Sulla gestione dell’emergenza caldo nei luoghi di lavoro, il governo ha proposto l’adozione dello stesso protocollo che è stato presentato nell’estate del 2023, incontrando anche quest’anno la non condivisione delle imprese sullo strumento proposto, che hanno ribadito: le regole già ci sono basta applicarle. A favore del Protocollo, invece, si sono espressi Cgil, Cisl e Uil che chiedono di fissare nuovi adempimenti con valore cogente. Da associazioni datoriali e sindacati, è arrivata inoltre la comune richiesta di rendere strutturale il ricorso agli ammortizzatori sociali, ampliando la causale per eventi meteo e, in caso di ordinanza dell’Autorità, per l’analoga causale, anche ai casi di caldo eccessivo, come previsto dal Dl 98 del 2023 scaduto alla fine dello scorso anno. Il ministro del Lavoro, Marina Calderone, è favorevole a confermare la disposizione ma resta capire se ci sono le risorse.

L’incontro al ministero del Lavoro, con il sottosegtretario Claudio Durigon e le parti sociali, ha dunque avuto lo stesso epilogo dell’ultimo tavolo di settembre 2023: sono emerse due diverse posizioni tra imprese e sindacati.

Le imprese: c’è un’ampia strumentazione che va applicata

Le associazioni datoriali dell’industria, del commercio, artigianato, agricoltura, del mondo della cooperazione hanno espresso la stessa posizione. Sintetizzabile nell’intervento del rappresentante di Confindustria. «c’è la massima attenzione a garantire la salvaguardia delle condizioni di sicurezza dei lavoratori – hanno detto da Viale dell’Astronomia -. Non servono misure ulteriori, abbiamo già una vasta strumentazione normativa ed applicativa che si occupa anche della gestione del caldo per i lavoratori esposti al caldo, che comprende le indicazioni del ministeri del Lavoro e della Salute, di Inl, Inail, Asl, circolari Inps, ordinanze regionali. Talvolta questi strumenti fanno riferimento a parametri diversi, è il caso del bollettino del ministero della Salute e del worklimate, il portale Inail. Ma soprattutto in capo al datore di lavoro c’è la valutazione di tutti i rischi, che comprende le condizioni di caldo estremo. L’ennesimo appesantimento burocratico non rappresenta la soluzione, vanno applicate le norme esistenti».

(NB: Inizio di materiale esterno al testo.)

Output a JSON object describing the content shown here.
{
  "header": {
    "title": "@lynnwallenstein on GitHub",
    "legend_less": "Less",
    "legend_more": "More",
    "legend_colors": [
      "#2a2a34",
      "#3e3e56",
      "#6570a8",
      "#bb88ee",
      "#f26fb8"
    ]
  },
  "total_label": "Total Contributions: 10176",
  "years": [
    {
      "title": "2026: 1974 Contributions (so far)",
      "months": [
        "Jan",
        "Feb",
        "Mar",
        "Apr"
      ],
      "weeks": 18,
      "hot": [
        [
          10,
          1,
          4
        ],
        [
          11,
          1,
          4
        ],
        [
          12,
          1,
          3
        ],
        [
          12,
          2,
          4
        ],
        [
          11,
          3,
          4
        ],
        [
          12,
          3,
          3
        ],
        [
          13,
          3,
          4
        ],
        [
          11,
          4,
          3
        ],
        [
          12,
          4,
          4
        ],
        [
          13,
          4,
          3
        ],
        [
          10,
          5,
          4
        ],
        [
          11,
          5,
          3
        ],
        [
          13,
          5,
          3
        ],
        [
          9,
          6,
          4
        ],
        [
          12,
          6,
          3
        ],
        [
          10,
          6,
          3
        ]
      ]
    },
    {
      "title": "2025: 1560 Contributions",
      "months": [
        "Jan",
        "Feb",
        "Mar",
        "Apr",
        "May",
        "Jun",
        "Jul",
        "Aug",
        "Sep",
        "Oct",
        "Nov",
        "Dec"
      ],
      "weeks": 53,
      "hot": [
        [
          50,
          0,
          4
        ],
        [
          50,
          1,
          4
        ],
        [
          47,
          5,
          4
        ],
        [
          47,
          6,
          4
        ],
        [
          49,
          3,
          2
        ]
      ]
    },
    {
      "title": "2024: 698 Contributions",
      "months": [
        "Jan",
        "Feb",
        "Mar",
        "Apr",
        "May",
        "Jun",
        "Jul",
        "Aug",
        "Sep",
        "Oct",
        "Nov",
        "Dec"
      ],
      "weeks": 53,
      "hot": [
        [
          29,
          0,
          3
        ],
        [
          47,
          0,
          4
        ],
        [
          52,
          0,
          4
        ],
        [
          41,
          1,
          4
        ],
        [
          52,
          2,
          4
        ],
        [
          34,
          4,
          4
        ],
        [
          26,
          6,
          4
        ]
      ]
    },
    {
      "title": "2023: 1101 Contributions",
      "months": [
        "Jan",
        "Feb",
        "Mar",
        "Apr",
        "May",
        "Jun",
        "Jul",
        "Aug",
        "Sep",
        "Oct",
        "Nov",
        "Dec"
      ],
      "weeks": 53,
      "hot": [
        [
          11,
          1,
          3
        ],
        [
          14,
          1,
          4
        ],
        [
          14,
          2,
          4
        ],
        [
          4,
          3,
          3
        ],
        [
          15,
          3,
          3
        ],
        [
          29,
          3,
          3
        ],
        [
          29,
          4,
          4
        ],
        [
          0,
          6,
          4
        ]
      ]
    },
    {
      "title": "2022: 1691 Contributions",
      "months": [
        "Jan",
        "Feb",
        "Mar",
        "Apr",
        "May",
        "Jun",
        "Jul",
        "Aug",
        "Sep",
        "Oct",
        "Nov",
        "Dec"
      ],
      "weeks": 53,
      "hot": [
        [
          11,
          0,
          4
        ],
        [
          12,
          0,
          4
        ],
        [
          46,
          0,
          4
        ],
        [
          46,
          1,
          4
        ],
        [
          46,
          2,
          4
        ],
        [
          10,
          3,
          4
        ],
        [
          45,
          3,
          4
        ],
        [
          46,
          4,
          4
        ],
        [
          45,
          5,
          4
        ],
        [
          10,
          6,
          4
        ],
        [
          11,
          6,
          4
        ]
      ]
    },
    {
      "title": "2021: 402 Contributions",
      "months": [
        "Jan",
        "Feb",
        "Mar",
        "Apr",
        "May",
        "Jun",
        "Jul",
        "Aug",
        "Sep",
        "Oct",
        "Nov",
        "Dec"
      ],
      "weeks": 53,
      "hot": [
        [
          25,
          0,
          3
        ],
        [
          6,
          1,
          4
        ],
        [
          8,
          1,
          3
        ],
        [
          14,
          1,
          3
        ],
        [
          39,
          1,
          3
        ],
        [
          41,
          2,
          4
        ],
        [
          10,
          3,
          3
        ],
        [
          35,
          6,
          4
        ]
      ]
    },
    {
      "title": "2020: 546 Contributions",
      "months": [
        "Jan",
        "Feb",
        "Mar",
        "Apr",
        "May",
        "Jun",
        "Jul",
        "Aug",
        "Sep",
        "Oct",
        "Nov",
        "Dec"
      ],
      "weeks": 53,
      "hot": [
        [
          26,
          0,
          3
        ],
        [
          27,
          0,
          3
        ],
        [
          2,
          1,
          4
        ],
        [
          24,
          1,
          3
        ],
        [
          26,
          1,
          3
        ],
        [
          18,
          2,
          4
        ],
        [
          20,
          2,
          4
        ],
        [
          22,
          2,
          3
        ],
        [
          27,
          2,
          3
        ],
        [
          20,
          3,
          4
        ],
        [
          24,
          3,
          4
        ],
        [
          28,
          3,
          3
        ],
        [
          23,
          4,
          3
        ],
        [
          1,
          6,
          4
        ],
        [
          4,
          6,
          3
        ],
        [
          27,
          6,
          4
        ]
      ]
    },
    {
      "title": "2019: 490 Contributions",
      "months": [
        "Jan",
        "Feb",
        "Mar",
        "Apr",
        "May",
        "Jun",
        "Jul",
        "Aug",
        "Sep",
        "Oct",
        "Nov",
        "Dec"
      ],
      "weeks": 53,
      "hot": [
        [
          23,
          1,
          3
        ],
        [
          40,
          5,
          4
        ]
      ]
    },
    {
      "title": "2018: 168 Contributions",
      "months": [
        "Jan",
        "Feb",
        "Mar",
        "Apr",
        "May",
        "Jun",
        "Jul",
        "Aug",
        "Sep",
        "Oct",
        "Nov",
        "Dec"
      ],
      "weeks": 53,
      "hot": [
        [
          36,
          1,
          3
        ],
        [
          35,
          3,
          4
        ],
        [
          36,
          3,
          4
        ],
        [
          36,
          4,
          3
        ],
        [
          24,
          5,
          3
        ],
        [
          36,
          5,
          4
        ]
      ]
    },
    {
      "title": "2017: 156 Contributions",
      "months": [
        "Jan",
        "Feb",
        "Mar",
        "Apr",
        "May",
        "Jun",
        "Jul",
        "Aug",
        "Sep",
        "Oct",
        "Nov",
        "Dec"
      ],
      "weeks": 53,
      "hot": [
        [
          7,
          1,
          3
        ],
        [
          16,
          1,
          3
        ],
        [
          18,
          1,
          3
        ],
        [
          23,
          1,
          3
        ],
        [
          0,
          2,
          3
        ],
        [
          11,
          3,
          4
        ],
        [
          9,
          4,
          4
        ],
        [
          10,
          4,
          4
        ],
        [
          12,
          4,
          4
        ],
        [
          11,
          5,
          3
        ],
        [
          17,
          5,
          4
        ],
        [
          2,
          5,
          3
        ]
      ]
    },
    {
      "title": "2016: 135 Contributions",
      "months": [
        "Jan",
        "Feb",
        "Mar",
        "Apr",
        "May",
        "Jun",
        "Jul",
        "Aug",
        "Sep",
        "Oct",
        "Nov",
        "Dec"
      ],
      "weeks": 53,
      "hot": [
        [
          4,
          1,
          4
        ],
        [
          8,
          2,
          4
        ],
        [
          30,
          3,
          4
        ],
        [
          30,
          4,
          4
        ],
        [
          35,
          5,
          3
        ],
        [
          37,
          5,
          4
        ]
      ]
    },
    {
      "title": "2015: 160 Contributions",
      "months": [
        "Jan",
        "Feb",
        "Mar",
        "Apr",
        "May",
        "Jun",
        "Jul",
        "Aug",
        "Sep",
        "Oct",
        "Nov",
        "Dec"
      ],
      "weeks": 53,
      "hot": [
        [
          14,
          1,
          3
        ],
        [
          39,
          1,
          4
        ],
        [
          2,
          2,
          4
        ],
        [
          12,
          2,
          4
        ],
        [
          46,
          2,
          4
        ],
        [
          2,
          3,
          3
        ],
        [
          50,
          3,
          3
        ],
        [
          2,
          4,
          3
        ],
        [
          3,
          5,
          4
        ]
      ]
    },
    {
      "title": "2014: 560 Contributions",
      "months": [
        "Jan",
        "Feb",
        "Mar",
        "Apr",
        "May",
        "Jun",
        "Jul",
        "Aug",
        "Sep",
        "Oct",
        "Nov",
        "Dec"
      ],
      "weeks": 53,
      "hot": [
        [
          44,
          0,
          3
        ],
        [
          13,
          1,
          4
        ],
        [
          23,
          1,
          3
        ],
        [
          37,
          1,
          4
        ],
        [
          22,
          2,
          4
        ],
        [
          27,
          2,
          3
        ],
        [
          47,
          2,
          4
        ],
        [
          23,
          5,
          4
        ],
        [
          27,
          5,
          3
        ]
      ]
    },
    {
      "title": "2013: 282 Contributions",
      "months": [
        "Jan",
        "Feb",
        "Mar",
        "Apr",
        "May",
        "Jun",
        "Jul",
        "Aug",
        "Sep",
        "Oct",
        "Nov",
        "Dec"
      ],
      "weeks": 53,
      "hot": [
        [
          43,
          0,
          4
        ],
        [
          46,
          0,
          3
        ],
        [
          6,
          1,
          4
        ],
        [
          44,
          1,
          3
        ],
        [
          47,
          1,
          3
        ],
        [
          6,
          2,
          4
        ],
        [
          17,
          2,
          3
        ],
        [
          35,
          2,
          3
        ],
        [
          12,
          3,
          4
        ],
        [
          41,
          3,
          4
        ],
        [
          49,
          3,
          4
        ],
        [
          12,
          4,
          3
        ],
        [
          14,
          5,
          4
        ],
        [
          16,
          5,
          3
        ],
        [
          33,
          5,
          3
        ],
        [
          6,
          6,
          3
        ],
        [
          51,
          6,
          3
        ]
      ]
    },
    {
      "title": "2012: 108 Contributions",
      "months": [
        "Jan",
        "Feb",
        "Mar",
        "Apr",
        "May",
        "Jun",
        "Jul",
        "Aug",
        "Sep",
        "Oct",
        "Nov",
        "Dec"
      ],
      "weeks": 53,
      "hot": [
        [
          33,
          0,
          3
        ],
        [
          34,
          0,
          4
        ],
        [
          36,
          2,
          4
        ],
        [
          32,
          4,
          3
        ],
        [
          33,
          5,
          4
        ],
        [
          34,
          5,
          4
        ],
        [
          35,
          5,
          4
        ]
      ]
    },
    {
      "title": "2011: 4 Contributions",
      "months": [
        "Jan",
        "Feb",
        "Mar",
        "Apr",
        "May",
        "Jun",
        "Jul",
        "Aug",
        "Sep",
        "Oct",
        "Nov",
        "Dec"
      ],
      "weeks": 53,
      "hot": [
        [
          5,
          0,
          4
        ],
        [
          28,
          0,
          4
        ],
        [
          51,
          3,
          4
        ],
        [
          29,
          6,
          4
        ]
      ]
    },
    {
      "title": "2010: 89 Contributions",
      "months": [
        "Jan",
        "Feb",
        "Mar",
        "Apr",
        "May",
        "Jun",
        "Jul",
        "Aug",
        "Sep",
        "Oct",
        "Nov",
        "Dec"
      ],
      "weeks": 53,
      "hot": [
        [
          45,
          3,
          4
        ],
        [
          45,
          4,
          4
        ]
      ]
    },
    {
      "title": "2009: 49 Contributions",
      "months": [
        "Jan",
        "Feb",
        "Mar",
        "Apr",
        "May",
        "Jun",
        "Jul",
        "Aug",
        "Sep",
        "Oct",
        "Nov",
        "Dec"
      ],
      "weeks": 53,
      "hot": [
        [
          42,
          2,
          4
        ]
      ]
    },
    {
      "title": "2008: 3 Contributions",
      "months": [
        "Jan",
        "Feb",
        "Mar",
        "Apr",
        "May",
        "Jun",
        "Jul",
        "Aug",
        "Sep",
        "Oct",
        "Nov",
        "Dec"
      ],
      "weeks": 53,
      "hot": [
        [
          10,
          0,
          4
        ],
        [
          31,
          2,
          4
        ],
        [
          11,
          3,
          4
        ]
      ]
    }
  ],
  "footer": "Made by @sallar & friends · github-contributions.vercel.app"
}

L’altra preocupazione delle imprese, espressa dall’Ance è che nei casi in cui le ordinanze regionali prevedano interruzioni dell’attività lavorativa nelle ore calde, negli appalti pubblici e privati non si faccia ricadere la responsabilità del ritardo nella consegna dei lavori sull’impresa esecutrice.

I sindacati: estendere le protezioni a tutti i settori comprendendo gli stagionali

Per Francesca Re David (Cgil) «abbiamo una legislazione che dice che oltre 35 gradi, con differenze tra al chiuso e all’aperto, non si può lavorare ma non dice che cosa succede se continui a lavorare. Vogliamo ammortizzatori sociali che consentano anche agli stagionali e non solo ai tempi indeterminati, agli edili e a tutti, di aiutare l’interruzione del lavoro, una diversa organizzazione del lavoro concordata col sindacato laddove si può intervenire rispetto a questo rischio e vogliamo una norma cogente».